Water is Medicine
I was about 4 years old the first time I went to a river. It must have been a short trail, but at that age, everything in the world takes a long time.
The trail led under shadowy trees, which I now know as cottonwoods. At a certain point the path turned to sand, and I always knew the river was close then. I could smell the water through the trees, but back then I didn’t think very much about things like that, or how I missed them, or how good they were. Because nothing existed in comparison to anything else.
It was just the experience. Life felt like a sunbeam. And I was in the light, which was warm.
The dappled light would become my favorite. The ripples on the water I’d notice many years later, when I picked up a camera.
And now after all these years, I still find myself visiting rivers. As it passes, life begins to exist in memories. So now when I go to a river other memories of rivers past come up.
But I believe I can still exist in the sunbeam. And so each time I try, actually each day, to return to that place when everything took a long time, and the woods were mysterious, and I didn’t know any names.
“Water is the first herb,” a teacher of mine once said.
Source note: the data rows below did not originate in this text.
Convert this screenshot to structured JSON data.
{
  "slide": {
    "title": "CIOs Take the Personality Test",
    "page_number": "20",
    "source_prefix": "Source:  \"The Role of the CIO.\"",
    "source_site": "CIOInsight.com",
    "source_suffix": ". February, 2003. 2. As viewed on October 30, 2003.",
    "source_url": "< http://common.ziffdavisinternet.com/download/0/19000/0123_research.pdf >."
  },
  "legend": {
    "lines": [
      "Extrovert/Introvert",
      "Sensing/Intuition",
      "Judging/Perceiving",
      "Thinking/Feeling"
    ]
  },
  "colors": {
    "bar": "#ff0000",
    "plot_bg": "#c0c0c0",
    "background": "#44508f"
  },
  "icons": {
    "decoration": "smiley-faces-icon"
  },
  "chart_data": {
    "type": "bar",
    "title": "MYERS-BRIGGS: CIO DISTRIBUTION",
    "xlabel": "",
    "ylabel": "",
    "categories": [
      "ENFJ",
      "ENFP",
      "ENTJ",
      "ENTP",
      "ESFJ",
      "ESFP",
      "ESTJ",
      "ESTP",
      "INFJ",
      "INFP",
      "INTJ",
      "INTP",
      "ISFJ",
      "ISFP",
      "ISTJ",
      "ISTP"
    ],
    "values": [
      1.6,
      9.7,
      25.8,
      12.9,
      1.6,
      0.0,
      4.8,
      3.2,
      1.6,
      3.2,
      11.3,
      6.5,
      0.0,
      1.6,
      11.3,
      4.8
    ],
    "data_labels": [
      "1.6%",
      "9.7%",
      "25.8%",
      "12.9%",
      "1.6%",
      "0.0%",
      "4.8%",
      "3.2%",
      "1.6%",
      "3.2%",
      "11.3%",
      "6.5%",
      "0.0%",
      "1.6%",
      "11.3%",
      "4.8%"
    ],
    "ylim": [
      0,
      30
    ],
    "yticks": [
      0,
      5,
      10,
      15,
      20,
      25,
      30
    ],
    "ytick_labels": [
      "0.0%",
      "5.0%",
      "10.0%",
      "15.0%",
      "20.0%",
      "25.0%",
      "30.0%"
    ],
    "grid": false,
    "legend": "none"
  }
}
And its true, but is taken without notice. Every day, most people turn on the tap and water comes out.
I’ve had to haul all the water I used for drinking and washing and cooking. I still remember greasing the standpipe to smooth out the transit of the handle, and how that tiny step made my life a little easier.
Its the small things, in the end, that stick with me.
Which is why its funny to me that when people are bored, they will do just about anything to get away from the mundane.